Her 2004 novel The Jane Austen Book Club become a critical and popular success including being on The New York Times bestsellers list. Six members of an early 21st-century book club discuss Jane Austen books. Although it is not a science fiction or fantasy work, science fiction does play an integral part to the novel's plot.[3]
In Wit's End, a young woman visits her godmother, one of America's most successful mystery writers.
Fowler's novel, We Are All Completely Beside Ourselves (2013), is told from the perspective of Rosemary, a college student, while attending University of California, Davis in her early twenties. She reflects on her early life in Indiana while the main events of the story unfold in the present. Raised by academic parents (including a father who is professor of behavioral psychology at Indiana University Bloomington) with her brother Lowell and a chimpanzee named Fern, Rosemary begins to discovery university secrets that relate to her past. When Fern, added to the family as part of a long-term research study, suddenly disappears, Lowell leaves home to search for her. The novel was a critical success, with contemporary authors and pundits acclaiming the narrative and writing style. It won the PEN/Faulkner Award for Fiction in 2014. It was also shortlisted for the 2014 Nebula Award and 2014 Man Booker Prize.[4][5]
Fowler's most recent novel, Booth, involves a family of Shakespearean actors best known for their connection to Lincoln's assassin John Wilkes Booth.
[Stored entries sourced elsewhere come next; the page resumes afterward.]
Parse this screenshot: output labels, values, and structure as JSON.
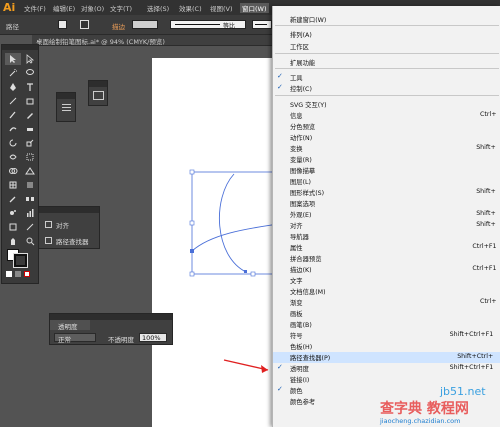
{
  "app": {
    "logo": "Ai"
  },
  "menubar": {
    "items": [
      "文件(F)",
      "编辑(E)",
      "对象(O)",
      "文字(T)",
      "选择(S)",
      "效果(C)",
      "视图(V)",
      "窗口(W)"
    ]
  },
  "controlbar": {
    "label": "路径",
    "stroke_label": "描边",
    "profile1": "等比",
    "profile2": "基"
  },
  "document": {
    "tab_title": "桌面绘制铅笔图标.ai* @ 94% (CMYK/预览)"
  },
  "align_panel": {
    "items": [
      "对齐",
      "路径查找器"
    ]
  },
  "transparency_panel": {
    "title": "透明度",
    "blend_mode": "正常",
    "opacity_label": "不透明度",
    "opacity_value": "100%"
  },
  "window_menu": {
    "items": [
      {
        "label": "新建窗口(W)",
        "shortcut": "",
        "checked": false
      },
      {
        "label": "排列(A)",
        "shortcut": "",
        "checked": false
      },
      {
        "label": "工作区",
        "shortcut": "",
        "checked": false
      },
      {
        "label": "扩展功能",
        "shortcut": "",
        "checked": false
      },
      {
        "label": "工具",
        "shortcut": "",
        "checked": true
      },
      {
        "label": "控制(C)",
        "shortcut": "",
        "checked": true
      },
      {
        "label": "SVG 交互(Y)",
        "shortcut": "",
        "checked": false
      },
      {
        "label": "信息",
        "shortcut": "Ctrl+",
        "checked": false
      },
      {
        "label": "分色预览",
        "shortcut": "",
        "checked": false
      },
      {
        "label": "动作(N)",
        "shortcut": "",
        "checked": false
      },
      {
        "label": "变换",
        "shortcut": "Shift+",
        "checked": false
      },
      {
        "label": "变量(R)",
        "shortcut": "",
        "checked": false
      },
      {
        "label": "图像描摹",
        "shortcut": "",
        "checked": false
      },
      {
        "label": "图层(L)",
        "shortcut": "",
        "checked": false
      },
      {
        "label": "图形样式(S)",
        "shortcut": "Shift+",
        "checked": false
      },
      {
        "label": "图案选项",
        "shortcut": "",
        "checked": false
      },
      {
        "label": "外观(E)",
        "shortcut": "Shift+",
        "checked": false
      },
      {
        "label": "对齐",
        "shortcut": "Shift+",
        "checked": false
      },
      {
        "label": "导航器",
        "shortcut": "",
        "checked": false
      },
      {
        "label": "属性",
        "shortcut": "Ctrl+F1",
        "checked": false
      },
      {
        "label": "拼合器预览",
        "shortcut": "",
        "checked": false
      },
      {
        "label": "描边(K)",
        "shortcut": "Ctrl+F1",
        "checked": false
      },
      {
        "label": "文字",
        "shortcut": "",
        "checked": false
      },
      {
        "label": "文档信息(M)",
        "shortcut": "",
        "checked": false
      },
      {
        "label": "渐变",
        "shortcut": "Ctrl+",
        "checked": false
      },
      {
        "label": "画板",
        "shortcut": "",
        "checked": false
      },
      {
        "label": "画笔(B)",
        "shortcut": "",
        "checked": false
      },
      {
        "label": "符号",
        "shortcut": "Shift+Ctrl+F1",
        "checked": false
      },
      {
        "label": "色板(H)",
        "shortcut": "",
        "checked": false
      },
      {
        "label": "路径查找器(P)",
        "shortcut": "Shift+Ctrl+",
        "checked": false
      },
      {
        "label": "透明度",
        "shortcut": "Shift+Ctrl+F1",
        "checked": true
      },
      {
        "label": "链接(I)",
        "shortcut": "",
        "checked": false
      },
      {
        "label": "颜色",
        "shortcut": "",
        "checked": true
      },
      {
        "label": "颜色参考",
        "shortcut": "",
        "checked": false
      }
    ]
  },
  "watermark": {
    "site": "jb51.net",
    "brand": "查字典 教程网",
    "url": "jiaocheng.chazidian.com"
  },
  "colors": {
    "accent_logo": "#f19c1e",
    "arrow": "#e02020",
    "selection": "#4a6fd8"
  }
}
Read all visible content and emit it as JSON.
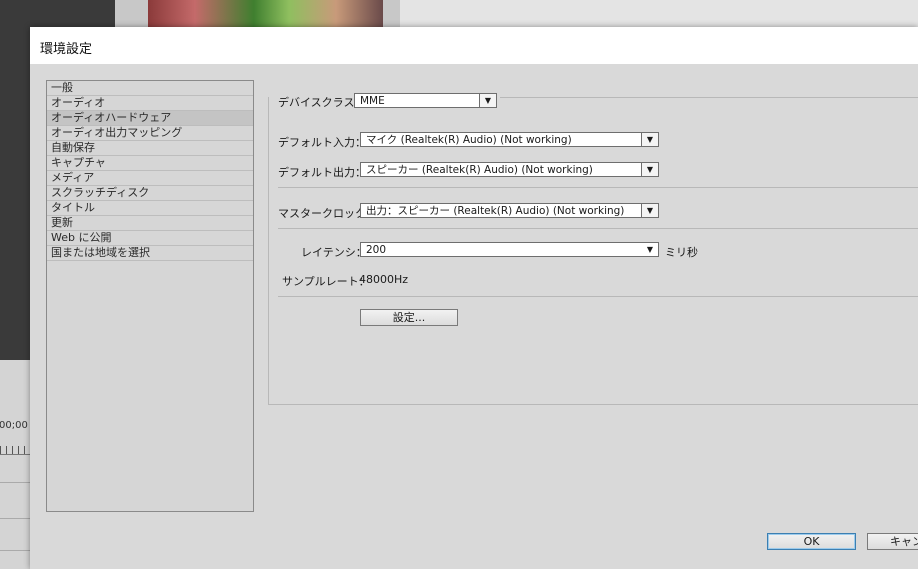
{
  "background": {
    "timecode": "00;00"
  },
  "dialog": {
    "title": "環境設定",
    "categories": [
      {
        "label": "一般"
      },
      {
        "label": "オーディオ"
      },
      {
        "label": "オーディオハードウェア",
        "selected": true
      },
      {
        "label": "オーディオ出力マッピング"
      },
      {
        "label": "自動保存"
      },
      {
        "label": "キャプチャ"
      },
      {
        "label": "メディア"
      },
      {
        "label": "スクラッチディスク"
      },
      {
        "label": "タイトル"
      },
      {
        "label": "更新"
      },
      {
        "label": "Web に公開"
      },
      {
        "label": "国または地域を選択"
      }
    ],
    "device_class": {
      "label": "デバイスクラス：",
      "value": "MME"
    },
    "default_input": {
      "label": "デフォルト入力：",
      "value": "マイク (Realtek(R) Audio) (Not working)"
    },
    "default_output": {
      "label": "デフォルト出力：",
      "value": "スピーカー (Realtek(R) Audio) (Not working)"
    },
    "master_clock": {
      "label": "マスタークロック：",
      "value": "出力：スピーカー (Realtek(R) Audio) (Not working)"
    },
    "latency": {
      "label": "レイテンシ：",
      "value": "200",
      "unit": "ミリ秒"
    },
    "sample_rate": {
      "label": "サンプルレート：",
      "value": "48000Hz"
    },
    "settings_button": "設定...",
    "ok_button": "OK",
    "cancel_button": "キャンセル"
  },
  "icons": {
    "dropdown": "chevron-down-icon"
  }
}
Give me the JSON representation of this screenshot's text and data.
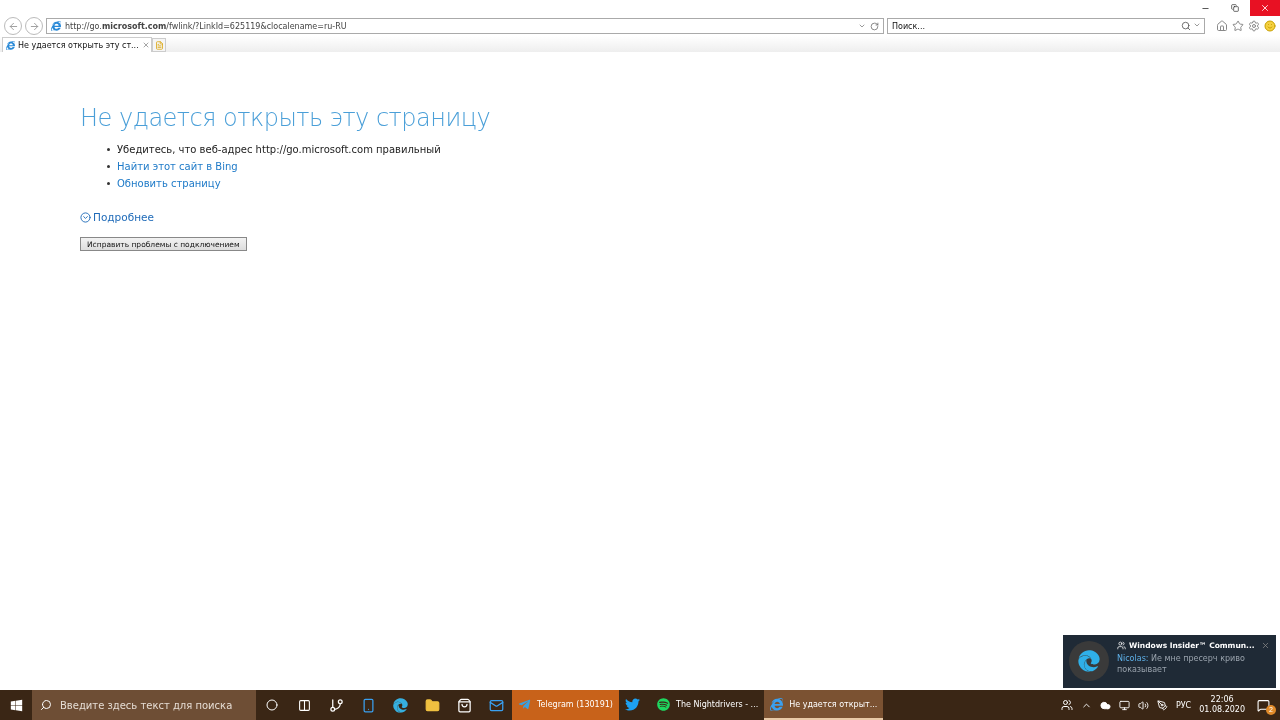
{
  "browser": {
    "address": "http://go.**microsoft.com**/fwlink/?LinkId=625119&clocalename=ru-RU",
    "search": {
      "placeholder": "Поиск..."
    },
    "tabs": [
      {
        "title": "Не удается открыть эту ст...",
        "selected": true
      }
    ]
  },
  "page": {
    "heading": "Не удается открыть эту страницу",
    "bullets": [
      {
        "kind": "text",
        "text": "Убедитесь, что веб-адрес http://go.microsoft.com правильный"
      },
      {
        "kind": "link",
        "text": "Найти этот сайт в Bing"
      },
      {
        "kind": "link",
        "text": "Обновить страницу"
      }
    ],
    "details": {
      "label": "Подробнее",
      "expanded": false
    },
    "button": "Исправить проблемы с подключением"
  },
  "notification": {
    "title": "Windows Insider™ Commun...",
    "sender": "Nicolas:",
    "message": "Ие мне пресерч криво показывает"
  },
  "taskbar": {
    "search": {
      "placeholder": "Введите здесь текст для поиска"
    },
    "pinned": [
      {
        "kind": "cortana"
      },
      {
        "kind": "taskview"
      },
      {
        "kind": "flow"
      },
      {
        "kind": "phone"
      },
      {
        "kind": "edge"
      },
      {
        "kind": "folder"
      },
      {
        "kind": "store"
      },
      {
        "kind": "mail"
      }
    ],
    "apps": [
      {
        "kind": "telegram",
        "label": "Telegram (130191)",
        "selected": false,
        "flashing": true
      },
      {
        "kind": "twitter",
        "selected": false,
        "flashing": false
      },
      {
        "kind": "spotify",
        "label": "The Nightdrivers - ...",
        "selected": false,
        "flashing": false
      },
      {
        "kind": "ie",
        "label": "Не удается открыт...",
        "selected": true,
        "flashing": false
      }
    ],
    "language": "РУС",
    "time": "22:06",
    "date": "01.08.2020",
    "notifications": "2"
  }
}
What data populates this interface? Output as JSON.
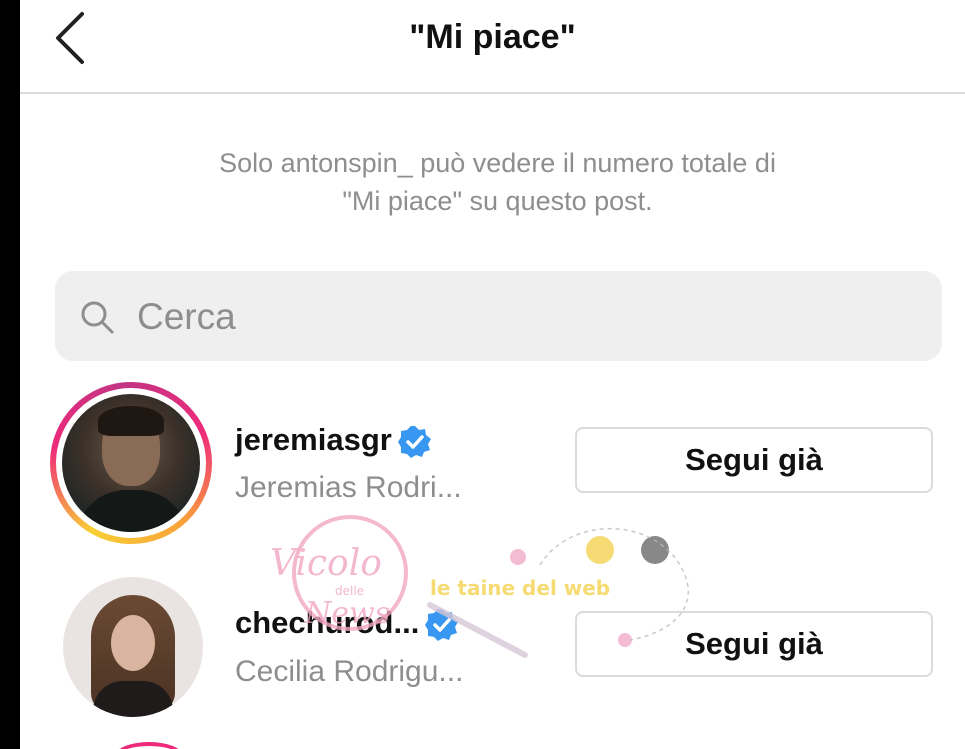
{
  "header": {
    "title": "\"Mi piace\"",
    "back_icon": "chevron-left-icon"
  },
  "notice": {
    "line1": "Solo antonspin_ può vedere il numero totale di",
    "line2": "\"Mi piace\" su questo post."
  },
  "search": {
    "placeholder": "Cerca",
    "value": "",
    "icon": "search-icon"
  },
  "users": [
    {
      "username": "jeremiasgr",
      "full_name": "Jeremias Rodri...",
      "verified": true,
      "has_story_ring": true,
      "button_label": "Segui già"
    },
    {
      "username": "chechurod...",
      "full_name": "Cecilia Rodrigu...",
      "verified": true,
      "has_story_ring": false,
      "button_label": "Segui già"
    }
  ],
  "watermark": {
    "text1": "Vicolo",
    "text2": "delle",
    "text3": "News",
    "text4": "le taine del web"
  },
  "colors": {
    "verified_blue": "#3897f0",
    "ring_pink": "#ee2a7b",
    "ring_yellow": "#f9ce34",
    "muted_text": "#8e8e8e"
  }
}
It was longlisted for the 2022 Booker Prize.[6]
Short story collections
Her 1998 collection, Black Glass, which has 15 short stories, 2 of which are original, won a World Fantasy Award, and her 2010 collection What I Didn't See, and Other Stories, containing 12 short stories with 1 original, also won a World Fantasy Award over two decades later.
Fowler was inspired to write her short story "What I Didn't See" after doing research about chimpanzees for her book We Are All Completely Beside Ourselves. During her research, Fowler came across an essay by Donna Haraway which discusses a 1920 expedition that was carried out by the curator of the New York National Museum of History. One of the men on the expedition wanted a woman in the group to kill a gorilla in order to ultimately protect these species. He reasoned that if women could carry out this action, gorillas would no longer be seen as a fearsome animal, and the thrill of killing them would be gone. Fowler's reaction was one of appalled interest, and she was inspired to write "What I Didn't See" by these findings. It won the short story Nebula Award in 2003.[1]
1985 Published Winner for "Recalling Cinderella," a new writer short story winner in L. Ron Hubbard Presents: Writer's of the Future Vol 1 edited by Algis Budrys
Artificial Things (1986) - collection of 13 short stories.
Peripheral Vision (1990) - collection of 5 stories, 1 original. (Author's Choice Monthly #6). The entire contents of this collection are reprinted in Black Glass (1997)
Letters from Home (1991) with Pat Cadigan and Pat Murphy. Collection of short fiction by Fowler, Cadigan, and Murphy.